The results of the study were scheduled for presentation Tuesday at the annual gathering of the Radiological Society of North America, in Chicago. When the coronary arteries - the blood vessels that take oxygen-rich blood to the heart - start building fatty deposits called plaque, coronary artery disorder occurs. Over time, plaque may impairment or narrow the arteries, increasing the chances of a heart attack.

Dr Gregg Fonarow, a spokesman for the American Heart Association, said coronary artery complaint is associated with both fatal and nonfatal centre episodes, even when a person's arteries aren't narrowed. Fonarow was not involved with the new research. The brand-new study found similar increased risk for major adverse cardiac events in men and women, even after gamble adjustment who is also a professor of cardiology at the University of California, Los Angeles.

Thursday 24 April 2014

Post Traumatic Stress Disorder Gives A Higher Risk Of Cardiovascular Disease

Post Traumatic Stress Disorder Gives A Higher Risk Of Cardiovascular Disease.
Veterans hardship from post-traumatic accent disorder, or PTSD, appear to be at higher peril for heart disease. For the first time, researchers have linked PTSD with severe atherosclerosis (hardening of the arteries), as uniform by levels of calcium deposits in the arteries. The condition "is emerging as a significant gamble factor," said Dr Ramin Ebrahimi, co-principal investigator of a reflect on on the issue presented Wednesday at the annual meeting of the American Heart Association in Chicago. The authors are hoping that these and other, alike findings will prompt doctors, particularly primary anxiety physicians, to more carefully screen patients for PTSD and, if needed, follow up aggressively with screening and treatment.

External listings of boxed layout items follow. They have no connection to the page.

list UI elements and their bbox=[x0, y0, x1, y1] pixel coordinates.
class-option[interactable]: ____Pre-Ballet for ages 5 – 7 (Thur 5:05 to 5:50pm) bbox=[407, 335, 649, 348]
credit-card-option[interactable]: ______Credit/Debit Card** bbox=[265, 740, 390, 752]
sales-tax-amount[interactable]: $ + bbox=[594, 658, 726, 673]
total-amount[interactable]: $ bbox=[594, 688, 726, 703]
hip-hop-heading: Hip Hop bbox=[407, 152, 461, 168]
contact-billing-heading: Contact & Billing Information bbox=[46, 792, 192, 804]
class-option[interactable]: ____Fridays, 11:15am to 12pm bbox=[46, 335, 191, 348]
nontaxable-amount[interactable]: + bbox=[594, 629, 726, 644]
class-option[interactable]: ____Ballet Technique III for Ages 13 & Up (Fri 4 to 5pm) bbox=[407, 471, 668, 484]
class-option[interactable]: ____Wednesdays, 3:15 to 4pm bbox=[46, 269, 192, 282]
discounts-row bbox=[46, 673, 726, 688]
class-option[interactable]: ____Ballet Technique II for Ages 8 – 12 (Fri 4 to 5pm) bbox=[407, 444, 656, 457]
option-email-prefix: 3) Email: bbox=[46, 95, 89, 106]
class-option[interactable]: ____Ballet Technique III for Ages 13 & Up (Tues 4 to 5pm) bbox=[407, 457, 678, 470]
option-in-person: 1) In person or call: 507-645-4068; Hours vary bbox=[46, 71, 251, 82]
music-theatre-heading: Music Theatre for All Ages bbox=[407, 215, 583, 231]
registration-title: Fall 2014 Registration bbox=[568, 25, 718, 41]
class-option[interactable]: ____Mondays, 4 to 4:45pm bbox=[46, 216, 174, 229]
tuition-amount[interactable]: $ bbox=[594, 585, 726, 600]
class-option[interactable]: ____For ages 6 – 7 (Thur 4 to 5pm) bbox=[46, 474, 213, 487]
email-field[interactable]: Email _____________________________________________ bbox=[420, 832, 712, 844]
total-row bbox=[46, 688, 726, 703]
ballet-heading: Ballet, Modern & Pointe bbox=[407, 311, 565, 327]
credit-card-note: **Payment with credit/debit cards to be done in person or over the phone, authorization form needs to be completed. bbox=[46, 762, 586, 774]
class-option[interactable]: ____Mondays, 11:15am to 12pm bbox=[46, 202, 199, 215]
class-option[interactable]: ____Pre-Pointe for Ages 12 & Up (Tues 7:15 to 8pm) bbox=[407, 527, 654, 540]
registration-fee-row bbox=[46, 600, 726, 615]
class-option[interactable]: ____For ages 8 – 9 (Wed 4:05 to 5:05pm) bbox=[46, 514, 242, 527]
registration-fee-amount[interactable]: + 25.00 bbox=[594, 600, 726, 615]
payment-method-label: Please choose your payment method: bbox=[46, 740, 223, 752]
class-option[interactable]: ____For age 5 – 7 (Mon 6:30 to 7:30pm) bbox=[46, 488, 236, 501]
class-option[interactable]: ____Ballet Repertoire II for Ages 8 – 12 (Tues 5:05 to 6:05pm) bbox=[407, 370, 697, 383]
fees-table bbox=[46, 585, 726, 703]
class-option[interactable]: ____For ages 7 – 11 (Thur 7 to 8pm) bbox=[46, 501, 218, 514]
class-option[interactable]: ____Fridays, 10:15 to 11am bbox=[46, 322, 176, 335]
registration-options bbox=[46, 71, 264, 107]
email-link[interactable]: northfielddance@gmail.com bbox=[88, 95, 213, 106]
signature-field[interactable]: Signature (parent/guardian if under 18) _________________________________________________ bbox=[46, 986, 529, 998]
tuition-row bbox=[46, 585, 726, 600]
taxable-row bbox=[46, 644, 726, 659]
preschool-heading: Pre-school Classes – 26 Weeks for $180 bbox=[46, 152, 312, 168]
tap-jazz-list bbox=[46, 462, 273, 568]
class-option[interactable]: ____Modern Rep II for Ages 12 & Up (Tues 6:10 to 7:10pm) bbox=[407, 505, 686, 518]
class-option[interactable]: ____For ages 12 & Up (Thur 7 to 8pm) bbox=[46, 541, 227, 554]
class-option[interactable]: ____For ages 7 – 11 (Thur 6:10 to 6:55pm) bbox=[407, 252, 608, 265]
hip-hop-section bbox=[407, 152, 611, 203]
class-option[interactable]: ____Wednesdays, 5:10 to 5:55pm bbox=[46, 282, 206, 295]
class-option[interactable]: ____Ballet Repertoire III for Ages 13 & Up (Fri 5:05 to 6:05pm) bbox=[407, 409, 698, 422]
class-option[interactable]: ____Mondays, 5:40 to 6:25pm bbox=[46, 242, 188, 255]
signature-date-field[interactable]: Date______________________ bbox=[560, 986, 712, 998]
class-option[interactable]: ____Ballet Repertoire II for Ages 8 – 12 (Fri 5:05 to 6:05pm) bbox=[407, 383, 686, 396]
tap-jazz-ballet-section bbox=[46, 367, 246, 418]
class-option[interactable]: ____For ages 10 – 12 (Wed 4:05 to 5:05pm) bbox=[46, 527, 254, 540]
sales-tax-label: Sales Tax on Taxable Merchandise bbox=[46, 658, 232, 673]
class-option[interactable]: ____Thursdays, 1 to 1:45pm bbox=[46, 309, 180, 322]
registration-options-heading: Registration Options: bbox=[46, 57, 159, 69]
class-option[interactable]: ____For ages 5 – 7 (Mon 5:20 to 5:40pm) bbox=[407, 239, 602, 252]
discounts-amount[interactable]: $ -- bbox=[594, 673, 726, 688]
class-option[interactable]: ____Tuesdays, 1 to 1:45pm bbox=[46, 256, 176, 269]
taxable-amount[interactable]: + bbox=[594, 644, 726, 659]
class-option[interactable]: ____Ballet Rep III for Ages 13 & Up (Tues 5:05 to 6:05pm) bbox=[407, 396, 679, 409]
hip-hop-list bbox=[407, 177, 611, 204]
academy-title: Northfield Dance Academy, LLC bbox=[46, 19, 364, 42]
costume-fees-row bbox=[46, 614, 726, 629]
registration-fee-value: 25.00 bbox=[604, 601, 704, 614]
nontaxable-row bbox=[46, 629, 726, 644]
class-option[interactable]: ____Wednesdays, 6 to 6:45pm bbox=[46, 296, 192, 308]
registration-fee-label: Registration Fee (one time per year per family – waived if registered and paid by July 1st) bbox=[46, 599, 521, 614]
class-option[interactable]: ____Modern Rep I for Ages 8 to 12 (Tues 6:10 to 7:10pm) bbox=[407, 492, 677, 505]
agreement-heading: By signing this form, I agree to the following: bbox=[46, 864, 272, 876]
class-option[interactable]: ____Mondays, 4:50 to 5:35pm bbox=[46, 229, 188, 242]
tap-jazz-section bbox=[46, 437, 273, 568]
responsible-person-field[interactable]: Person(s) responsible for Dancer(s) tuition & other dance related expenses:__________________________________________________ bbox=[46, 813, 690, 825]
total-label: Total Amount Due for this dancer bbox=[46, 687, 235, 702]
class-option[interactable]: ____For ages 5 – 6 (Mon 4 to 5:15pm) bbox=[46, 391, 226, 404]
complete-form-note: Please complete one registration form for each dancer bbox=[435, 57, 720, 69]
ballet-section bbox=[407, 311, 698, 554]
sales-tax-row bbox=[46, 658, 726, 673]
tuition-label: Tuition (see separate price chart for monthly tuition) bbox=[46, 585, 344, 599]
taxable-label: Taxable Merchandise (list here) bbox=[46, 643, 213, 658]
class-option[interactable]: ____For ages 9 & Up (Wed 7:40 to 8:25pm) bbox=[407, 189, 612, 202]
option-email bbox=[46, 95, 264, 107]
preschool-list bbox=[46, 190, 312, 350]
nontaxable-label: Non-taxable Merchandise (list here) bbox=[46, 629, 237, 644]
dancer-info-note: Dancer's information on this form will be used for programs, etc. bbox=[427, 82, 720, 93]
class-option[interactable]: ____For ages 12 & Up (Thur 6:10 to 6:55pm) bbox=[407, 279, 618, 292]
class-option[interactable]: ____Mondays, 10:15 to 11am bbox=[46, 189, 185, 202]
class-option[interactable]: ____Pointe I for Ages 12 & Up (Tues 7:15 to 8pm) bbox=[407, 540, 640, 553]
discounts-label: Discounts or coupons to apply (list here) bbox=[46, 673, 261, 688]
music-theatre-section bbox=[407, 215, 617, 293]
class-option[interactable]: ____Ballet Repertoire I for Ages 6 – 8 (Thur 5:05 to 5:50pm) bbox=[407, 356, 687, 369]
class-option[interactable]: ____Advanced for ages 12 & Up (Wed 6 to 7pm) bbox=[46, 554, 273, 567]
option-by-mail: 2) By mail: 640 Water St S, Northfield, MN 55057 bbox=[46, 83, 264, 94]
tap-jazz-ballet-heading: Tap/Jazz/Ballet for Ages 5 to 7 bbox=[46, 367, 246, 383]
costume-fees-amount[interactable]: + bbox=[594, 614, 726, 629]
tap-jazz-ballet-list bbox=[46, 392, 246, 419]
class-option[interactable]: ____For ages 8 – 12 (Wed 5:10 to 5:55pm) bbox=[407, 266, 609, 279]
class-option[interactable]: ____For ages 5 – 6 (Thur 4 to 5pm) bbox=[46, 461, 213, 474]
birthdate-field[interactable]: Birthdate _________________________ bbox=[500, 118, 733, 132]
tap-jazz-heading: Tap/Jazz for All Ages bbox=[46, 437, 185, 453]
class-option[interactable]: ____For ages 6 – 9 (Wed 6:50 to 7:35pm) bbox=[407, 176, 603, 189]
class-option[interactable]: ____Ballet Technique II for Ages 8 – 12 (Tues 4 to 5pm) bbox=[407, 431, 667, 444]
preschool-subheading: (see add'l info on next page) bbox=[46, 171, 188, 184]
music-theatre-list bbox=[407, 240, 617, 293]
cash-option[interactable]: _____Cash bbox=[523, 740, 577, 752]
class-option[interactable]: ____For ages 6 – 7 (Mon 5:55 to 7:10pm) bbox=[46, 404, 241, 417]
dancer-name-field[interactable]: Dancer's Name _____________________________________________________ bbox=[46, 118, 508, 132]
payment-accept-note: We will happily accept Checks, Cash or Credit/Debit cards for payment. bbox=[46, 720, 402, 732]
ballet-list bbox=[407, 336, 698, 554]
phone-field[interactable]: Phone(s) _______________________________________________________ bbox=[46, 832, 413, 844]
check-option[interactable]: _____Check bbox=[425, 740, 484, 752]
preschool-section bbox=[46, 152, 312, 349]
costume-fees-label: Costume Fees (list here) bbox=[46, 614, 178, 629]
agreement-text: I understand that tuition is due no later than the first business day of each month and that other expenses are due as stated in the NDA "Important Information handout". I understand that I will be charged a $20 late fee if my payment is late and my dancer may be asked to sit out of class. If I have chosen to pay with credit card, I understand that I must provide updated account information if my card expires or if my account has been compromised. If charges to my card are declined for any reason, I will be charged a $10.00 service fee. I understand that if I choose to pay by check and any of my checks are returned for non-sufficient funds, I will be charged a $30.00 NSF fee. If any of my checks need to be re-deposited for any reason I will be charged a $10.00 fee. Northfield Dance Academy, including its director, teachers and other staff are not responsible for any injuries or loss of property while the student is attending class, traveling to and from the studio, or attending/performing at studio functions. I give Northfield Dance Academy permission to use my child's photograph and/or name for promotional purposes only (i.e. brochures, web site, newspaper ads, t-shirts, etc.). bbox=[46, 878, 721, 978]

Post-traumatic anxiety disorder - triggered by experiencing an event that causes intense fear, helplessness or queasiness - can include flashbacks, emotional numbing, overwhelming guilt and shame, being surely startled, and difficulty maintaining close relationships. "When you go to a doctor, they ask questions about diabetes, stiff blood pressure and cholesterol," said Ebrahimi, who is a research scientist at the Greater Los Angeles Veterans Administration Center. "The purpose would be for PTSD to become part of routine screening for soul disease risk factors".

Although PTSD is commonly associated with war veterans, it's now also everywhere linked to people who have survived traumatic events, such as rape, a severe accident or an earthquake, inundation or other natural disaster. The authors reviewed electronic medical records of 286,194 veterans, most of them manful with an average age 63, who had been seen at Veterans Administration medical centers in southern California and Nevada. Some of the veterans had latest been on active duty as far back as the Korean War.

Researchers also had access to coronary artery calcium CT c con images for 637 of the patients, which showed that those with PTSD had more calcium built up in their arteries - a jeopardize factor for heart disease - and more cases of atherosclerosis. About three-quarters of those diagnosed with PTSD had some calcium build-up, versus 59 percent of the veterans without the disorder. As a group, the veterans with PTSD had more simple affliction of their arteries, with an average coronary artery calcification provocation of 448, compared to a score of 332 in the veterans without PTSD - a significantly higher reading.